Beta is now a depression, with sustained winds of 30 mph. In its 4 pm CT advisory on the system, the National Hurricane Center notes that its speed to the northeast has increased a little bit today, from about 2 mph to 5 mph. This speed should increase further over the next 24 hours. The storm’s “center” will pass across the Houston area on Wednesday, probably before noon. Its passage should be imperceptible.
Tuesday evening and Wednesday morning
As anticipated, the radar cleared out over much—although not all—of the Houston metro area earlier this afternoon providing a reprieve for southern regions after more than a full day of rain. Aside from Clear Creek on the southern side of Houston, most bayous are within banks at this time. The Clear Creek watershed, by contrast received some of the heaviest rains and some home flooding in Pearland and Friendswood has been reported today. Based upon current levels, it looks like flooding along Clear Creek can be classified as a 10-year flood, although that will have to wait for a post-storm analysis.
As the remains of Beta move northeast, we anticipate the storm’s circulation will draw additional moisture in from the Gulf of Mexico, and form new rain bands. These will likely produce training over the region (at 4pm CT we’re seeing this from downtown Houston up Highway 290). Most model guidance suggests 2 to 6 inches of rain over these areas, but the National Weather Service has indicated a risk of some areas seeing 10 inch bullseyes.
At this time it appears the heaviest rains tonight will probably miss hard-hit areas in Fort Bend, Brazoria, and Galveston counties—they may go further north. However, it’s going to be close. For example, and take this with a grain of salt, here is a 12-hour rainfall forecast from the HRRR model showing accumulations from 4pm Tuesday through 4am Wednesday.
Beta is a messy storm and unpredictable, so this is just one forecast and far from gospel. Still, this model (and others) indicate the heaviest rains during the next 12 hours will probably stay north, and current radar trends support the idea that high rainfall rates will be most prominent across north, northeastern Harris County and into Liberty County.

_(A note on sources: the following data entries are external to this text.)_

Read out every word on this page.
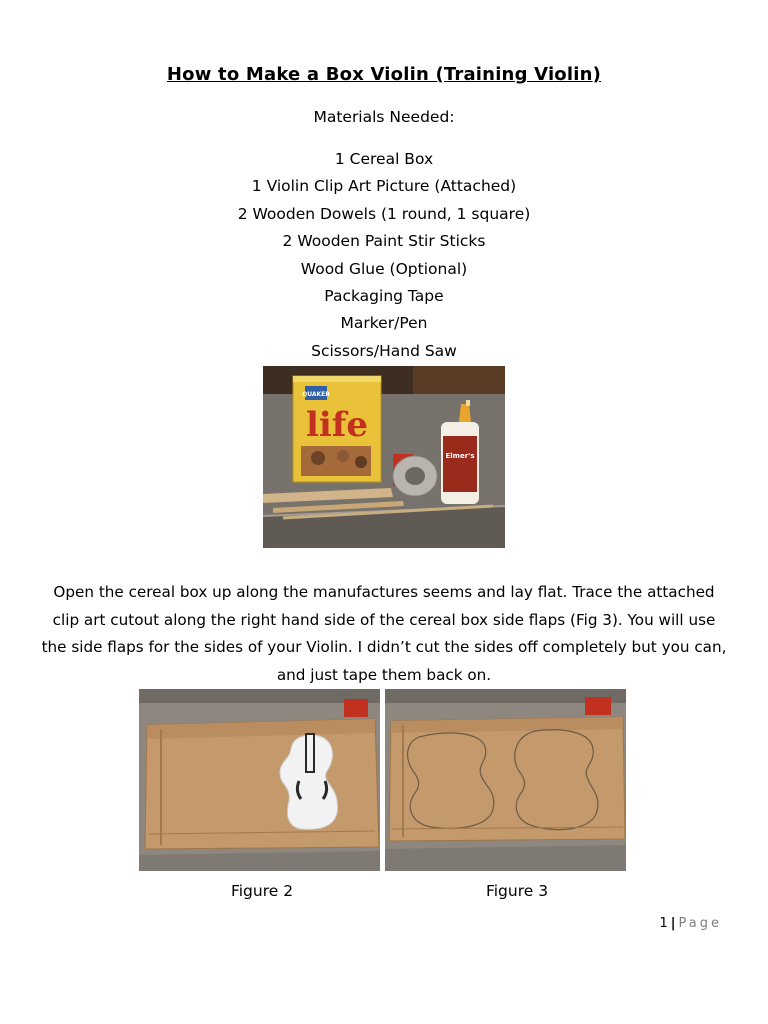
How to Make a Box Violin (Training Violin)
Materials Needed:
1 Cereal Box
1 Violin Clip Art Picture (Attached)
2 Wooden Dowels (1 round, 1 square)
2 Wooden Paint Stir Sticks
Wood Glue (Optional)
Packaging Tape
Marker/Pen
Scissors/Hand Saw
QUAKER
life
Elmer's
Open the cereal box up along the manufactures seems and lay flat. Trace the attached clip art cutout along the right hand side of the cereal box side flaps (Fig 3). You will use the side flaps for the sides of your Violin. I didn’t cut the sides off completely but you can, and just tape them back on.
Figure 2	Figure 3
1 | Page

Were such rain totals to come further south into Harris County they would pose a big risk to areas like Meyerland and Westbury, which have recorded in excess of 10 inches of rain over the last 24 hours. However, we have seen some good falls in Brays Bayou today which are continuing. So a few inches, which is our current expectation, are probably manageable, but 10 inches would be pretty bad.
As Beta continues to slog to the northeast, most model guidance shows the precipitation exiting the western half of the metro area by around midnight, or the wee hours of Wednesday morning; and exiting Harris County by around sunrise or shortly thereafter. By the middle of Wednesday morning the focus of heavier rainfall will probably shift toward the Beaumont area. So it looks like we have about 12 to 18 more hours to battle with Beta. Is anyone else sick of this storm?
Our next update will come by or before 8 pm CT Tuesday.